Waxing is by far the best but it's still far too sore to do a large area so I get my girl to wax as much as I can (until i feel the need to punch my girl after each strip) and veet the rest. Apparently Waxing gets less painfully each time so hopefully soon I'll be Waxing all over.


----------



## MrM (Feb 6, 2012)

lewdylewd said:


> Just got into hair removal always thought it was a bit gay but it makes me look like I've instantly lost 5% bf.
> 
> I never realised I had pretty good abs till I took the hair off, I was literally like an ape from the neck down.
> 
> Waxing is by far the best but it's still far too sore to do a large area so I get my girl to wax as much as I can (until i feel the need to punch my girl after each strip) and veet the rest. Apparently Waxing gets less painfully each time so hopefully soon I'll be Waxing all over.

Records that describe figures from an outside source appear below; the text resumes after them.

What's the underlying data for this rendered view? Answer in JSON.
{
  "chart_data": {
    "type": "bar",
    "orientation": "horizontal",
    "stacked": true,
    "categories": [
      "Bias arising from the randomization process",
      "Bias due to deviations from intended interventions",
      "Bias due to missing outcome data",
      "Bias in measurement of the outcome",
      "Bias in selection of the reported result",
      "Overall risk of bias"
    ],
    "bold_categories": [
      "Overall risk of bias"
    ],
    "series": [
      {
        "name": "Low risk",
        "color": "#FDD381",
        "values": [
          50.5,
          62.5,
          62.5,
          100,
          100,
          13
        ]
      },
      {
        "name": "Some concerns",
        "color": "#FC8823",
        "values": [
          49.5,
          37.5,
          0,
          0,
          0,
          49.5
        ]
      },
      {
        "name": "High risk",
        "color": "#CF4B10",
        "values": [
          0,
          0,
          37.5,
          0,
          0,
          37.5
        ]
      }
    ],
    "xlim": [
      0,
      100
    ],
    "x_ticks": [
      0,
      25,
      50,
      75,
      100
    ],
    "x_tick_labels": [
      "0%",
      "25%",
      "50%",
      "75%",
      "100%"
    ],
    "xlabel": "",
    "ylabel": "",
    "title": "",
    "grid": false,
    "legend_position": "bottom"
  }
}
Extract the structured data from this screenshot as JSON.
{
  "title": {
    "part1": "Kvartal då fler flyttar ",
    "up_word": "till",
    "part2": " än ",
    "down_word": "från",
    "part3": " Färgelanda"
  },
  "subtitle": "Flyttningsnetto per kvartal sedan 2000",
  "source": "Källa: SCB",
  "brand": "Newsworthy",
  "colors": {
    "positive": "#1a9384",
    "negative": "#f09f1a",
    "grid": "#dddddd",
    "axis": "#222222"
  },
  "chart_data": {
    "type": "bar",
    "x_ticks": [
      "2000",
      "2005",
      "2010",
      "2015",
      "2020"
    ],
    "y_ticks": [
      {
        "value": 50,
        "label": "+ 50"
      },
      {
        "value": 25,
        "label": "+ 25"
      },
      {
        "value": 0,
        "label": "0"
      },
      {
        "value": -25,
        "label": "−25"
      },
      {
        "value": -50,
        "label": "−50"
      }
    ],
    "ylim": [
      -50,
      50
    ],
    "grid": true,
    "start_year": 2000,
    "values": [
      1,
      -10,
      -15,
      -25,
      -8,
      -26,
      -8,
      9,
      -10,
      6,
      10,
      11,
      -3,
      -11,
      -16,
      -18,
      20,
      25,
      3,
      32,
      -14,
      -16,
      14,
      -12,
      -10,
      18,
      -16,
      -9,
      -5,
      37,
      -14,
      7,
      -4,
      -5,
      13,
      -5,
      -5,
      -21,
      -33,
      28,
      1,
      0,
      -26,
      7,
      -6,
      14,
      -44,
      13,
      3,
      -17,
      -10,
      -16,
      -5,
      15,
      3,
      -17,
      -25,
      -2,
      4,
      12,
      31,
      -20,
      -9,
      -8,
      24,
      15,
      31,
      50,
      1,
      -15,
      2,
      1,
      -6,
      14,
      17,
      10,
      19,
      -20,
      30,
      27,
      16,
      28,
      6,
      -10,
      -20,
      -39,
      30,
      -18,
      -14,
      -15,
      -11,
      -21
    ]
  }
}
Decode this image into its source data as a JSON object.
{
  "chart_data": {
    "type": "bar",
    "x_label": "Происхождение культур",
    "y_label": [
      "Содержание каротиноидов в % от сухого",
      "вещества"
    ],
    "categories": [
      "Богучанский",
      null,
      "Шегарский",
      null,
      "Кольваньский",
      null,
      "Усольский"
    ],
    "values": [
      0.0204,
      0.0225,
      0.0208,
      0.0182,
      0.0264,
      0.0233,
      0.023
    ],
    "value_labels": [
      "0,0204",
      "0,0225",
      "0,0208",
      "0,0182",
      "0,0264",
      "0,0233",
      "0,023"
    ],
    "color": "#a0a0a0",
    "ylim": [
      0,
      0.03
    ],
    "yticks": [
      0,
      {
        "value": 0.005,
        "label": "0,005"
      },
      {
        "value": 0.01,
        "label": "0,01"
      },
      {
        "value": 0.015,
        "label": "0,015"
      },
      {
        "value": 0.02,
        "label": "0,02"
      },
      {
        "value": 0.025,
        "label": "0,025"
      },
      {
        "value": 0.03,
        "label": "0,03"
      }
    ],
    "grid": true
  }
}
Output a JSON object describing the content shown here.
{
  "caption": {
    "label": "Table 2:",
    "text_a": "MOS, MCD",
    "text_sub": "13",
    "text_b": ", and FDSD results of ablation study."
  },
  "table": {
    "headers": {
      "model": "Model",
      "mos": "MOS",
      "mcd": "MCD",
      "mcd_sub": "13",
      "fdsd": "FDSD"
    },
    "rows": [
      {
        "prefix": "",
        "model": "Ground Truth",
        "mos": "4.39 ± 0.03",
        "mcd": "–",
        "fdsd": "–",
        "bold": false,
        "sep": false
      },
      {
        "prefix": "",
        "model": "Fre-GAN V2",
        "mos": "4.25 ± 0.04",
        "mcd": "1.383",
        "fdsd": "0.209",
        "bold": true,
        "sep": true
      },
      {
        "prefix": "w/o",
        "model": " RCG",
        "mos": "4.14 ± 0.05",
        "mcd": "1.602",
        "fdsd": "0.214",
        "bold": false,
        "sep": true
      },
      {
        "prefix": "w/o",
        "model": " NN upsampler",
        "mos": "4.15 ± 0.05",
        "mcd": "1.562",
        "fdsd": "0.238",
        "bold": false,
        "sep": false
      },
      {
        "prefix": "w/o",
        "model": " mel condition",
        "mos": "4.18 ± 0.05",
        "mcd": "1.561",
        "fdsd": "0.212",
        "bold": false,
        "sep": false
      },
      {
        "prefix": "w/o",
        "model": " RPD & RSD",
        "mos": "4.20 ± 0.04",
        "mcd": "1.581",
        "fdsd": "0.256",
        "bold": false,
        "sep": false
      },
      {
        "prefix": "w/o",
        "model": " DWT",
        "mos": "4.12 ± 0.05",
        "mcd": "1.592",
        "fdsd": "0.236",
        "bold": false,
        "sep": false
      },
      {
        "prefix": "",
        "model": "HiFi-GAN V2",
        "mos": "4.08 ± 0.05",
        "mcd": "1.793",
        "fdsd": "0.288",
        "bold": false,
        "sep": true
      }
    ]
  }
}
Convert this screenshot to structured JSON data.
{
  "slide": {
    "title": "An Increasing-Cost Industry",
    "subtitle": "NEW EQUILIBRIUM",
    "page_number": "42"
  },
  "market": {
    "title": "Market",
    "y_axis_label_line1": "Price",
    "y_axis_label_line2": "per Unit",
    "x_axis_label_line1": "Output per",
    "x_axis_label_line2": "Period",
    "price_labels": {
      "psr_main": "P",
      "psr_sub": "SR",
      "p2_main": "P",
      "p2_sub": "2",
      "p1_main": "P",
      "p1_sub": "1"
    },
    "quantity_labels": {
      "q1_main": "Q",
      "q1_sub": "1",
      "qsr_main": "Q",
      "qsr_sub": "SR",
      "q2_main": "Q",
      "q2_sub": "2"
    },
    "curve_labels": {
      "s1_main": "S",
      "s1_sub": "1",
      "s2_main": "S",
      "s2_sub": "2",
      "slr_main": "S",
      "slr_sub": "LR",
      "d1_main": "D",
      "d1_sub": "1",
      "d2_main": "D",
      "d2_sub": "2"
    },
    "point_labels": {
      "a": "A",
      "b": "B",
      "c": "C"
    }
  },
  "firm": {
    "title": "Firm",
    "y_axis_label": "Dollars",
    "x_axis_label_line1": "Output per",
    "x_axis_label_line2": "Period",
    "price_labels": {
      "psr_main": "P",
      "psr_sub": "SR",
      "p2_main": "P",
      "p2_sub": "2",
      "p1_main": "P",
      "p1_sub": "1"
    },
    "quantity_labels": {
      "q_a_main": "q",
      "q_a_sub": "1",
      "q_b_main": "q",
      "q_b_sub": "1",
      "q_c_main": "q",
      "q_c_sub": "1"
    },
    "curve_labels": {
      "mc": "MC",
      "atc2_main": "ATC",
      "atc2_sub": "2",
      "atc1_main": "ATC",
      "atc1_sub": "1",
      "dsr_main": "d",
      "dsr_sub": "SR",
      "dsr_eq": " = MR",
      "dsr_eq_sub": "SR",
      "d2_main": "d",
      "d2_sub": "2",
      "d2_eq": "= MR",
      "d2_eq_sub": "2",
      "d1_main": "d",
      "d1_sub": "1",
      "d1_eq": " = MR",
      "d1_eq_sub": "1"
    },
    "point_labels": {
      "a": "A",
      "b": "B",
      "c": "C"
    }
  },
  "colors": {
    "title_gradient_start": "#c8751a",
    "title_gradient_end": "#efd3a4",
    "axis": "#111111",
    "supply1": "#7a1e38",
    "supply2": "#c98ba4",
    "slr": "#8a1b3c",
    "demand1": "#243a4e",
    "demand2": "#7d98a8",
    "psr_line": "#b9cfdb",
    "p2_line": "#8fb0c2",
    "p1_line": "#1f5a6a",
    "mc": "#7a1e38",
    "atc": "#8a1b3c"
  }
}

 I get my back waxed (pain never lessens) and clipper my chest and stomach.


----------



## BLUE(UK) (Jan 9, 2008)

https://www.amazon.co.uk/Mangroomer-Yourself-Electric-Back-Shaver/dp/B000HQ0L2E


----------



## HandsomeBob (Oct 20, 2016)

https://www.uk-muscle.co.uk/index.php?app=core&module=system&controller=embed&url=https://www.facebook.com/uniladmag/videos/2359708374052208/


----------



## Slindog (Oct 6, 2009)

laser


----------



## Frost_uk (Sep 1, 2014)

Think I might get one of these back blades as don't have a Missus to attack it with hair removal cream lol, I have two tufts of hair on my (shoulder blades) back and need to get rid


----------



## RickmyMorty (Jul 23, 2016)

You would think they could develop a leave on cream that would get to the root of the hair, those lazy scientist bastards


----------